Quando Stroessner, a partir dos anos 1980, quis governar sem o partido que o apoiou, este o tirou do poder, mas a operação cirúrgica foi realizada pelas próprias Forças Armadas. Assim foi a “transição à democracia” no Paraguai, período cuja força política predominante continuou sendo o próprio Partido Colorado. (H.F.B.)

A Queda de Lugo

Em 2008, chegou ao poder como presidente da República o ex-bispo Fernando Lugo, apoiado pelo Partido Liberal Radical Autêntico (PLRA) e por forças progressistas e de esquerda, na coligação Aliança Patriótica para a Transformação. Terminava assim um período de longa hegemonia do Partido Colorado.

Pode-se dizer que a alternância política se deu pela conjunção de uma série de elementos conjunturais, mas não estava sustentada em uma estrutura política forte. Nesse momento, o sentimento que uniu imensas camadas da sociedade na aposta na Aliança, nesse caso representada por Lugo, foi o cansaço em relação ao Partido Colorado, que não conseguiu solucionar problemas sociais relacionados a saúde, educação e moradia. O ex-bispo conseguira a vitória em parte pela rejeição social ao coloradismo.

A conformação do gabinete do Executivo sempre representou um problema e, embora Lugo tenha chegado ao poder sob o signo de “mudança”, isso não quis dizer que a base de sua sustentação política estivesse isenta de vícios próprios dos partidos tradicionais.

O PLRA necessitava ocupar cargos públicos para sustentar a fidelidade de sua base governista. Assim, propina e o clientelismo representavam uma trava para o desenvolvimento de políticas dirigidas aos setores populares.

Em 2012, finalmente Lugo e as forças de esquerda e progressistas que o apoiaram caíram pela decisão do PLRA (parte da base da vitória da Aliança Patriótica para a Transformação) de apoiar o juízo político.
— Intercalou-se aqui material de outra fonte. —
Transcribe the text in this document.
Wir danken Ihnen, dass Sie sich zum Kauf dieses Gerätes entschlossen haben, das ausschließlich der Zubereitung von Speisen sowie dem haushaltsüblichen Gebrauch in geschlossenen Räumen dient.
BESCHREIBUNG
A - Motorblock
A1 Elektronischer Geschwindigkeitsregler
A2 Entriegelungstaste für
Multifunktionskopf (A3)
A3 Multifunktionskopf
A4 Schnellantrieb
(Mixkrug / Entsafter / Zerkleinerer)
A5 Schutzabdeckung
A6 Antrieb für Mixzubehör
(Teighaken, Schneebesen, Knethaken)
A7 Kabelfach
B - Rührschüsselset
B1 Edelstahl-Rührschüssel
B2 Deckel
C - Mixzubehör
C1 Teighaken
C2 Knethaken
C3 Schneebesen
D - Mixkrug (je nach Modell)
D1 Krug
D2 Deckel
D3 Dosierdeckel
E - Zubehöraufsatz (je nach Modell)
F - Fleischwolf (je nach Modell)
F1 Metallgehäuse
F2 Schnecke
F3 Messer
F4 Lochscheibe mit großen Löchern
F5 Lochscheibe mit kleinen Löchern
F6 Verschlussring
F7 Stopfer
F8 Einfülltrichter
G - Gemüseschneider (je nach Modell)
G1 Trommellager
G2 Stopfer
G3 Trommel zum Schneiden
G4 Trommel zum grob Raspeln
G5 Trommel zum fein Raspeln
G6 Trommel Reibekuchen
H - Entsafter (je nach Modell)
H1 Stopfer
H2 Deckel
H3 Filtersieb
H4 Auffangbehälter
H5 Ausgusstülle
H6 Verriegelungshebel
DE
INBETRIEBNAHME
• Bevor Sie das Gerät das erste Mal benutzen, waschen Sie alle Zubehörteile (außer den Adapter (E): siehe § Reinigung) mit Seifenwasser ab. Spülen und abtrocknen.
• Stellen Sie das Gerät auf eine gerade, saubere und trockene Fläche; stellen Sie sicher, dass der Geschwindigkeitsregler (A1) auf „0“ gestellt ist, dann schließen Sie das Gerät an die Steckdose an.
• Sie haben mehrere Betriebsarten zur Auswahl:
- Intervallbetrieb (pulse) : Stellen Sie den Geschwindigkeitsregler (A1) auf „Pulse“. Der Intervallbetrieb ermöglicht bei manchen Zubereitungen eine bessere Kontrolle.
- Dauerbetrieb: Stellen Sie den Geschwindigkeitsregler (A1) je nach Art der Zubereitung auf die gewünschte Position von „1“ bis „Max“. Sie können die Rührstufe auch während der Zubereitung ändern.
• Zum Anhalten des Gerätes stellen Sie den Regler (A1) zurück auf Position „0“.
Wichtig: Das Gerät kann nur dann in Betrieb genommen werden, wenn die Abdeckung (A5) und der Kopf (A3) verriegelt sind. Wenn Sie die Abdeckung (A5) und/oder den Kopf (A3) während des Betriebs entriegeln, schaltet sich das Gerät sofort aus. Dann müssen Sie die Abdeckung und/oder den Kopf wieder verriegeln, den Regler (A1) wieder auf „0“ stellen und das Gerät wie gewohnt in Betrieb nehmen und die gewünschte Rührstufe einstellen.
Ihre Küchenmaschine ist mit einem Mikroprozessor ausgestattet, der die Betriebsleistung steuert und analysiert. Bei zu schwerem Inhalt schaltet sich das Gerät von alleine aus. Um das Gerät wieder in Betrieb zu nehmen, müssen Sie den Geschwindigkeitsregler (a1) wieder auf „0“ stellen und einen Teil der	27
Algo similar ocorreu em nosso país em 1937, com o governo do Partido Febrerista, que terminou após um golpe levado a cabo por facções das Forças Armadas (as mesmas que colaboraram para derrubar o Partido Liberal e levar o Febrerismo ao poder).

Como disse Marx no 18 de brumário, a história se repete duas vezes: a primeira como tragédia e a segunda como farsa. Aqui acrescentaríamos que a história se repetiu como “comédia”.

O juízo político teve como resultado uma crônica anunciada da destituição de Fernando Lugo como presidente da República, com apenas três votos contra.

Os componentes dessa comédia, contudo, não estão entre os atores que realizaram o juízo, e sim entre suas vítimas, segundo a análise sobre a queda de Lugo feita pelo sociólogo norte-americano James Petras. Ao ser questionado sobre a suposta mão do imperialismo norte-americano na derrocada do ex-presidente, Petras respondeu: “Apesar de os governos progressistas sustentarem essa tese, Lugo caiu pelo peso das condições criadas por ele mesmo”.

O argumento de Petras faz sentido se observadas as ações do governo Lugo, que, ao assumir em 2008, tinha grande popularidade e legitimidade para chamar a população para uma Constituinte e modificar as regras do jogo. Não o fez. Era necessário criar uma base de apoio político transversal aos partidos para sustentar as políticas populares. Tampouco o fez, deixando a iniciativa na inércia. Deveria ter realizado pactos pragmáticos com as facções do poder. Nada. Assim, quando se realizou o juízo político e as massas populares foram chamadas para defender o governo, elas obviamente optaram por ficar em casa – porque não haviam sido chamadas antes. Ou seja, já era tarde quando o governo convocou o apoio popular para tentar realizar pactos com as facções no poder para frear o juízo político.

A cortina da comédia cai com a frase “saio pela porta da frente”, proferida pelo ex-bispo e ex-presidente Fernando Lugo.(H.F.B.)

*é secretário de Relações Internacionais do Partido do Movimento ao Socialismo do Paraguai.